Port operators ask for an explanation of the cargo scanning decree
The operators of Ecuador’s ports are seeking contacts with the Government to learn the details of the presidential.
“There are still many loose edges,” says Sergio Murillo, President of the Association of Private Port Terminals of Ecuador (Asotep), which controls six terminals: Naportec, Fertisa, QC, StoreOcean, TPI and Terminal Portuario de Guayaquil.
That is why they seek to dialogue with Carola Ríos, National Director of the National Customs Service of Ecuador (Senae), which “could happen next week.”
“You have to explore the details and protocols to implement the plan,” adds Murillo.
The Senae has 60 days to define the minimum requirements that teams must meet.
Who pays the bill?
Murillo says that there are two issues to be clarified about the President’s decree: Who pays for the installation of the scanners? And how is the scanning service fee applied?
The cost of a scanner with the capacity to register trucks arriving with containers at ports exceeds $3 million.
“Is it going to be an investment from the State, a donation from a foreign government or will it be requested from the operators. A rate or value to be charged for the service must be approved,” said Murillo.
According to Murillo, the Government must seek a mechanism to facilitate the fulfillment of the goal of having “more Ecuador in the world and more world in Ecuador.”

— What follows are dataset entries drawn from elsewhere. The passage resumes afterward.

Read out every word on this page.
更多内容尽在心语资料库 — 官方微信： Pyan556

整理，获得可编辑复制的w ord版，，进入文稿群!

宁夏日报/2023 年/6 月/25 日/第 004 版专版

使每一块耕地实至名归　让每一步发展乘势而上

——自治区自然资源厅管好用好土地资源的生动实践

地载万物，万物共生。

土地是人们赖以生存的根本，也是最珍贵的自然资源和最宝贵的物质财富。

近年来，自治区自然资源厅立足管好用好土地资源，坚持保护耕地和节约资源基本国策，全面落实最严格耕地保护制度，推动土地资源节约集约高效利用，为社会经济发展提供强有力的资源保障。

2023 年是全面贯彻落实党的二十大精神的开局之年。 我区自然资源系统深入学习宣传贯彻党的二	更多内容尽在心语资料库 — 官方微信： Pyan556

“Scanning the entire cargo is very challenging, but it is necessary given the level of threat that exists,” said Murillo.
Single port with scanner
In Ecuador, only the deep-water port of Posorja has cargo control scanners to monitor attempts to ship illegal drugs through export product containers.

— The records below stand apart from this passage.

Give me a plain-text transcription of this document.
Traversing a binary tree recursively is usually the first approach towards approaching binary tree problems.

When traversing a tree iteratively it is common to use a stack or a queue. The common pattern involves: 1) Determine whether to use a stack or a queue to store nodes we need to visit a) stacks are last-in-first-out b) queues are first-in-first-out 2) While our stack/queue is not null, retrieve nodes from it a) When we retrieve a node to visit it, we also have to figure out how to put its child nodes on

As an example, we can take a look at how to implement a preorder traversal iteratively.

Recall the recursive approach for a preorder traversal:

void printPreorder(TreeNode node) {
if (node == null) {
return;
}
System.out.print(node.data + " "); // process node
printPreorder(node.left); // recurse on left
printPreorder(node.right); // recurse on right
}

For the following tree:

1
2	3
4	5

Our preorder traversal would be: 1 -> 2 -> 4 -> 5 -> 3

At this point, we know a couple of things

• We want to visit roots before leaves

Since the beginning of operations, the Anti-Narcotics Police, which is in charge of control within the port, has detected drug shipments on nine occasions.
A report from a unit of the United States Department of State indicates that 70% of the drugs that are sent from Ecuador to North America leave the Port of Guayaquil by sea.
At least 1,000 containers per day leave through the ports of Ecuador, of which 800 do so through Guayaquil.
The problem is such that Ecuadorian banana growers indicated that they spend $200 per container on anti-narcotics controls.
The shrimp sector also calculates the economic impact due to the security issue to prevent its cargo from being contaminated.
In the fishing sector, security mechanisms have been implemented, in which up to 30 people intervene to check the containers.
In Ecuador, in addition to the Port of Posorja, Puerto Bolívar, Port of Guayaquil, Balao (oil) and Manta operate.
All port terminals have the permanent presence of the anti-narcotics police.